Talibã quer saída dos EUA para chegar ao poder

Nishank Motwani, especialista em estratégia, segurança e competição regional, acredita que o Talibã persegue seus próprios objetivos ao concordar em se reunir com as autoridades norte-americanas.

"A curto prazo, estas reuniões podem contribuir para a implementação do acordo EUA-Talibã, mas não acontecem porque o Talibã queira a paz ou procure partilhar o poder. A ressalva aqui é que a implementação do acordo seria porque o Talibã quer facilitar uma saída dos EUA do Afeganistão para que possa capturar o poder", disse ele à Sputnik.

Motwani também sugeriu que a liderança do Talibã também poderia usar a tática de reduzir a violência apenas para libertar mais combatentes seus.

"O Talibã conhece e está explorando ativamente a posição declarada dos EUA de sair do Afeganistão antes de meados de 2021 e das próximas eleições presidenciais norte-americanas, em novembro de 2020, para obter o máximo de ganhos no período restante. O objetivo é enfraquecer o governo afegão antes do início das negociações intra-afegãs", comentou.

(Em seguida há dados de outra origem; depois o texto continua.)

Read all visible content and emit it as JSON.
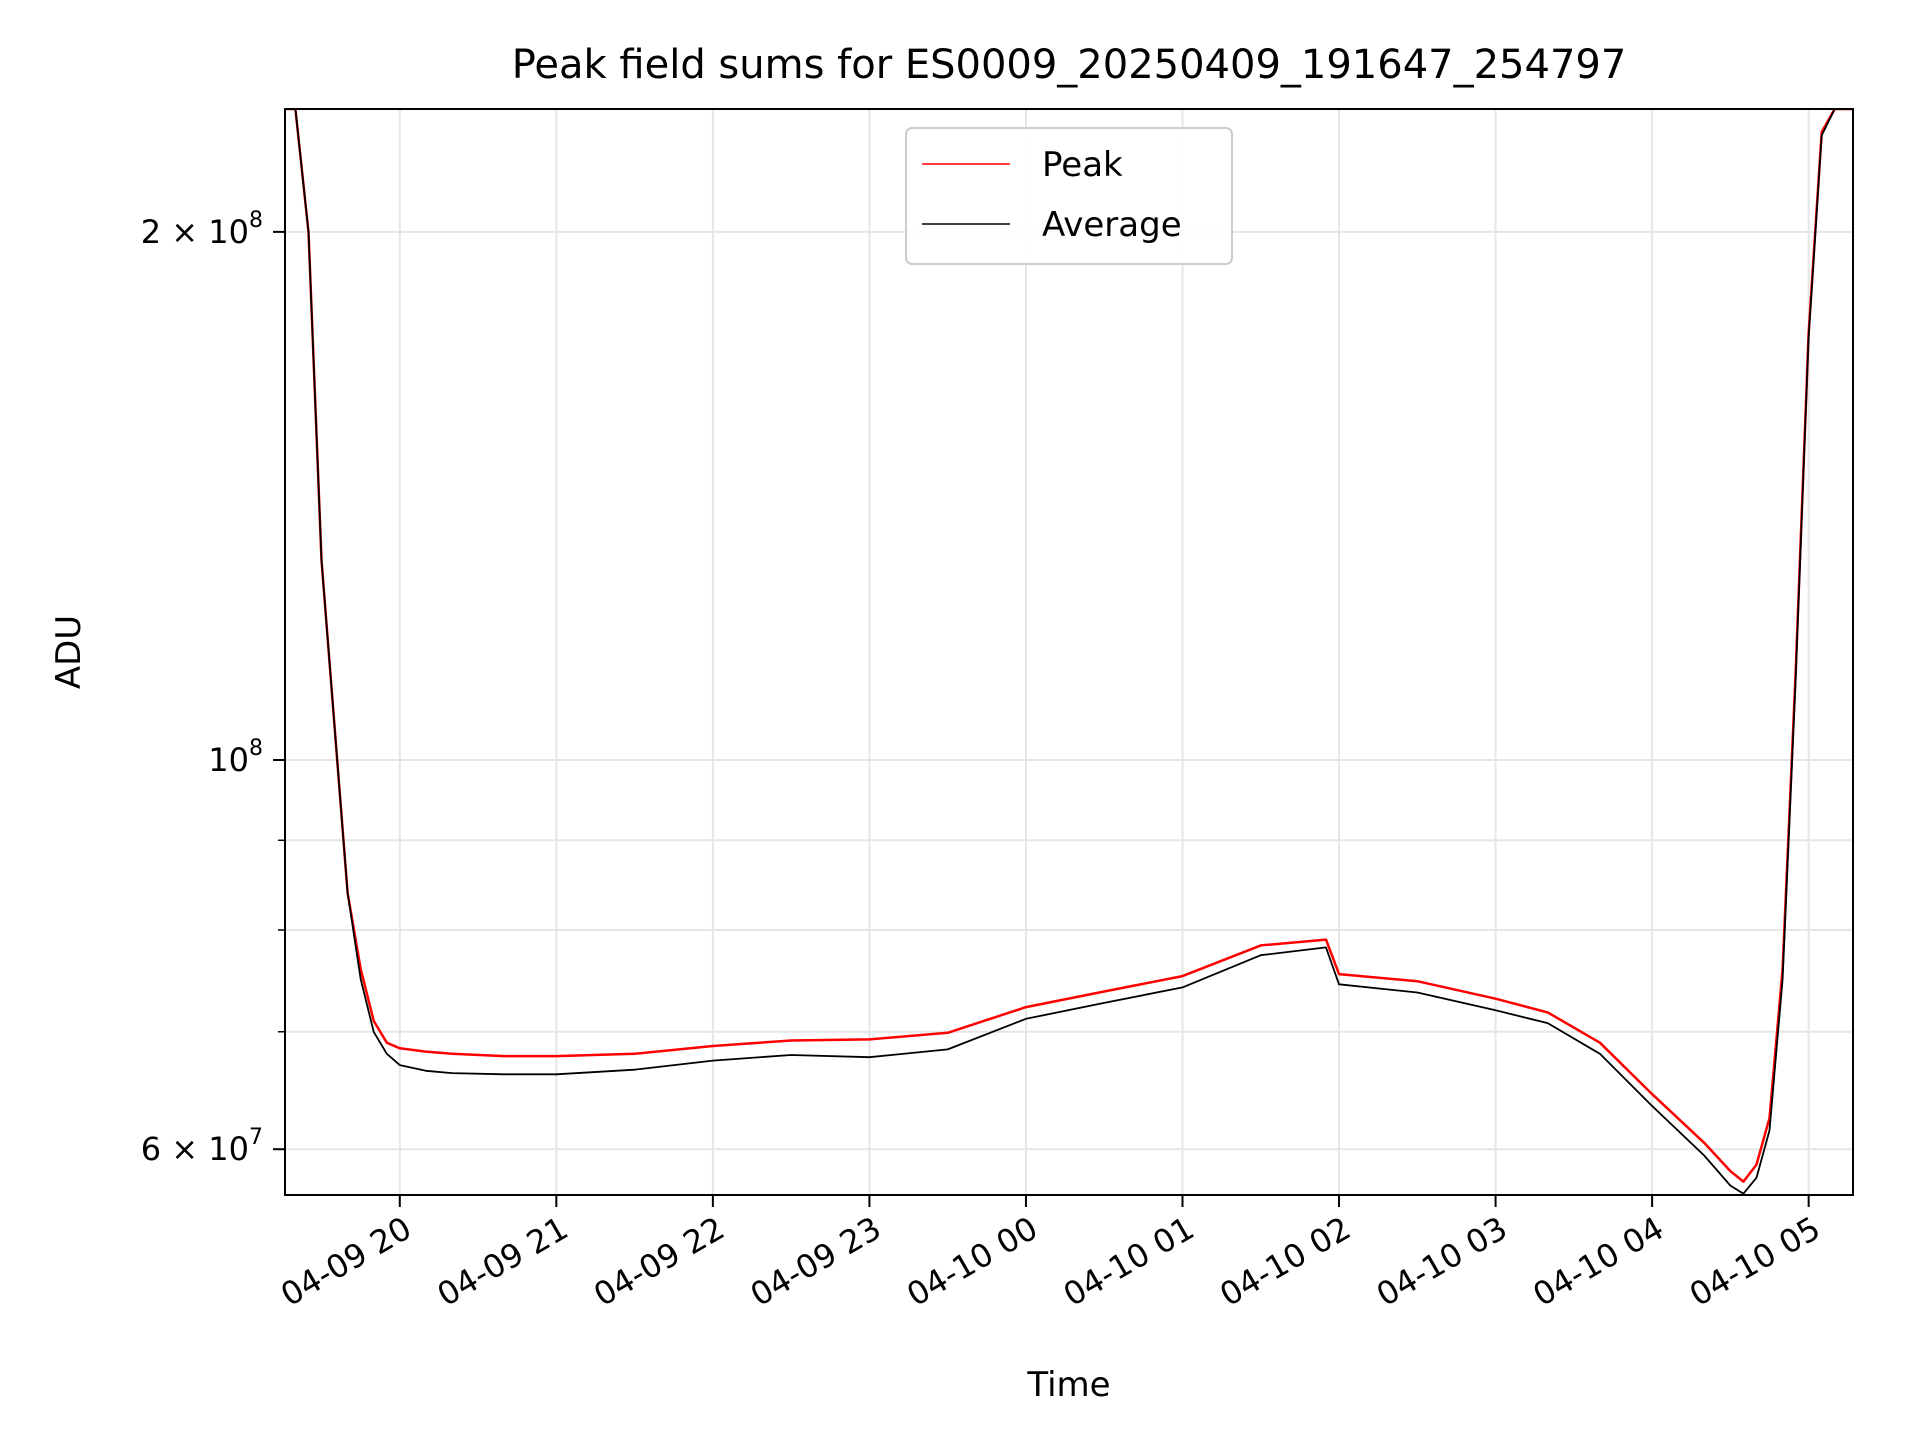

As negociações entre Washington e o Talibã provavelmente continuarão enquanto os EUA estiverem investindo nelas, de acordo com o especialista. No entanto, o fato de as negociações terem falhado tão cedo mostra que elas não visam forçar os militantes do Talibã a depor as armas ou compartilhar o poder, opina o especialista.

De acordo com Motwani, a redução da violência foi uma condição insuficiente para pressionar as conversações intra-afegãs.

"Nos 19 anos de guerra [...] é risível que o melhor que os EUA puderam fazer foi conseguir que o Talibã reduzisse a violência por uma semana", concluiu Nishank Motwani.